Re-thinking Temporal Search for Long-Form Video Understanding
Journal:
arXiv
Published Date:
Apr 3, 2025
Abstract
Efficiently understanding long-form videos remains a significant challenge in
computer vision. In this work, we revisit temporal search paradigms for
long-form video understanding and address a fundamental issue pertaining to all
state-of-the-art (SOTA) long-context vision-language models (VLMs). Our
contributions are twofold: First, we frame temporal search as a Long Video
Haystack problem: finding a minimal set of relevant frames (e.g., one to five)

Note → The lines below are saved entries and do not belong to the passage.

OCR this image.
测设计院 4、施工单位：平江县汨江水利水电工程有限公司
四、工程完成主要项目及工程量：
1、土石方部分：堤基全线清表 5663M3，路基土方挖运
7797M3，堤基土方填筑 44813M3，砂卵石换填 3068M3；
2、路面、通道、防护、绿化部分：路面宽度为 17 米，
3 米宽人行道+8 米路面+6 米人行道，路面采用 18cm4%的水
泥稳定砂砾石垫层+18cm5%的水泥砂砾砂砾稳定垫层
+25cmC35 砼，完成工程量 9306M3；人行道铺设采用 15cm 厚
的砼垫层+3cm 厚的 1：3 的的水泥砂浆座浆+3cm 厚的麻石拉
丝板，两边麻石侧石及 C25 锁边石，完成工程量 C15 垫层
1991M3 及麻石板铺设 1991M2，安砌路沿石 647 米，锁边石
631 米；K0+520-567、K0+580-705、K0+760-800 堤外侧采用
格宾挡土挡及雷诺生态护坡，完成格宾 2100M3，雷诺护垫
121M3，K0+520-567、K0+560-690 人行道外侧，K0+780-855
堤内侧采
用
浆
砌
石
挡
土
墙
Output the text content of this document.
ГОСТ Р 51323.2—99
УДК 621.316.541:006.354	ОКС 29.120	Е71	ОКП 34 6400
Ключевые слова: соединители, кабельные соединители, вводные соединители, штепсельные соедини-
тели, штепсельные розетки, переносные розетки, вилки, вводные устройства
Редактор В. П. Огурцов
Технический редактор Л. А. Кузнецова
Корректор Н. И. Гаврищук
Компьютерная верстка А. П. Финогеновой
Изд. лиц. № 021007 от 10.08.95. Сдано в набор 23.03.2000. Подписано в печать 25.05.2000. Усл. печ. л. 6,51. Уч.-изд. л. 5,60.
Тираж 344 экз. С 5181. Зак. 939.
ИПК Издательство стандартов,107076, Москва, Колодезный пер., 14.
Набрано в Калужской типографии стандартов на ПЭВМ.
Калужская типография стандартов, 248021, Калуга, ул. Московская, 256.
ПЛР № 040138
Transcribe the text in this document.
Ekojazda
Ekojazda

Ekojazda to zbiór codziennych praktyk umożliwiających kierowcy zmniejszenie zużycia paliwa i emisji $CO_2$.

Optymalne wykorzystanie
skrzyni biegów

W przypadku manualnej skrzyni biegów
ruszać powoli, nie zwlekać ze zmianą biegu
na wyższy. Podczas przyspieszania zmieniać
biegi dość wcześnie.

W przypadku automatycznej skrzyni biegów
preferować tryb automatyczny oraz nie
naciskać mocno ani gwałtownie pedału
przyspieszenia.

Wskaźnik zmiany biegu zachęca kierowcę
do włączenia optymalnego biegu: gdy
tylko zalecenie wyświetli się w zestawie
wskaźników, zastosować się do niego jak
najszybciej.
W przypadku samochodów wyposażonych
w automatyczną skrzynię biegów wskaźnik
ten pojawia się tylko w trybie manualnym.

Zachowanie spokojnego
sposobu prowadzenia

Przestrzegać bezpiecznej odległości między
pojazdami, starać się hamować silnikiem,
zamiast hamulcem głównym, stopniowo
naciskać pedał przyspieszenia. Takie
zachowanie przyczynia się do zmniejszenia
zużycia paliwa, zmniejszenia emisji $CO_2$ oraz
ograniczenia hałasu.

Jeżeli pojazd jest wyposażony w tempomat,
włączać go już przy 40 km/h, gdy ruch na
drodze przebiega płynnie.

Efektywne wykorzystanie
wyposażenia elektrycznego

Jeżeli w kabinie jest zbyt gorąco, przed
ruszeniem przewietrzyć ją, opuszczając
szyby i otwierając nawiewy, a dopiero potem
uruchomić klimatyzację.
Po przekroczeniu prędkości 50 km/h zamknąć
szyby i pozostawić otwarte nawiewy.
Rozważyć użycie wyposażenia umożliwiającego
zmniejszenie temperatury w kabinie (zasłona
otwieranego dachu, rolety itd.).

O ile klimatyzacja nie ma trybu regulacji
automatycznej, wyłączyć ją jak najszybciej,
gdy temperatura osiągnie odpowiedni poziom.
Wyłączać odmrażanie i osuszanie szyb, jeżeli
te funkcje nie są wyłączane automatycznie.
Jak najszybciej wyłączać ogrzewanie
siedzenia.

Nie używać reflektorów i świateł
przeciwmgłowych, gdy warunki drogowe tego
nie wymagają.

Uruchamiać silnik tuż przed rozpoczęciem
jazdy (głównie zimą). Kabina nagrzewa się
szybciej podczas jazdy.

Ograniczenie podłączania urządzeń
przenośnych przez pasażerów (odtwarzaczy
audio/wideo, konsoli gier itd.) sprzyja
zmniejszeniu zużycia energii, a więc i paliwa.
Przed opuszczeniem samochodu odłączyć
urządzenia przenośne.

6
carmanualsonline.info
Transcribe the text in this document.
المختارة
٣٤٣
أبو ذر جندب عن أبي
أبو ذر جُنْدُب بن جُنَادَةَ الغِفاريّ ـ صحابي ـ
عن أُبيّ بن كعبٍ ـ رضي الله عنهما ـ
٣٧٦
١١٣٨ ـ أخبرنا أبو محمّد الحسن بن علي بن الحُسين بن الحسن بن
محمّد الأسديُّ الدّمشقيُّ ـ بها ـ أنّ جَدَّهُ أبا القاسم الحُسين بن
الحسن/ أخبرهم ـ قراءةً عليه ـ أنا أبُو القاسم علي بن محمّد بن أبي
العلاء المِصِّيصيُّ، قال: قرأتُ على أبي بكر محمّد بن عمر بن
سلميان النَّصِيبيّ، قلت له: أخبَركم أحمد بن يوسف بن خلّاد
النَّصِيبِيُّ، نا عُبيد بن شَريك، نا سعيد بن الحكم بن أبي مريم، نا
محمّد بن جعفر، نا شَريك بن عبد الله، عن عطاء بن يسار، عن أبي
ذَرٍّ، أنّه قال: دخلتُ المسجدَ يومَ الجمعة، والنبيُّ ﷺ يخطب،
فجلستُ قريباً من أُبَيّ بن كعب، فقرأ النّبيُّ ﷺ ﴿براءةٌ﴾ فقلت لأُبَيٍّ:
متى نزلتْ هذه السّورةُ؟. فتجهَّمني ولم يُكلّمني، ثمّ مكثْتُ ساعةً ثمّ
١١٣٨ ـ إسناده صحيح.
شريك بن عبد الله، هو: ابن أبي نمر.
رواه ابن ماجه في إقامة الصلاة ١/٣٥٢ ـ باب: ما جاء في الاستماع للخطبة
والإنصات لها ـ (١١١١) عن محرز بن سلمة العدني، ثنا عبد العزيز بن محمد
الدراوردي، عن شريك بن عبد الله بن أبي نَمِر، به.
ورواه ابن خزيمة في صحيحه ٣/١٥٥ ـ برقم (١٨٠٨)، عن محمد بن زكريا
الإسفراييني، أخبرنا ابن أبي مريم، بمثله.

from tens of thousands based on specific queries. Upon this formulation, we
introduce LV-Haystack, the first dataset with 480 hours of videos, 15,092
human-annotated instances for both training and evaluation aiming to improve
temporal search quality and efficiency. Results on LV-Haystack highlight a
significant research gap in temporal search capabilities, with current SOTA
search methods only achieving 2.1% temporal F1 score on the Longvideobench
subset. Next, inspired by visual search in images, we propose a lightweight
temporal search framework, T* that reframes costly temporal search as spatial
search. T* leverages powerful visual localization techniques commonly used in
images and introduces an adaptive zooming-in mechanism that operates across
both temporal and spatial dimensions. Extensive experiments show that
integrating T* with existing methods significantly improves SOTA long-form
video understanding. Under an inference budget of 32 frames, T* improves
GPT-4o's performance from 50.5% to 53.1% and LLaVA-OneVision-OV-72B's
performance from 56.5% to 62.4% on the Longvideobench XL subset. Our code,
benchmark, and models are provided in the Supplementary material.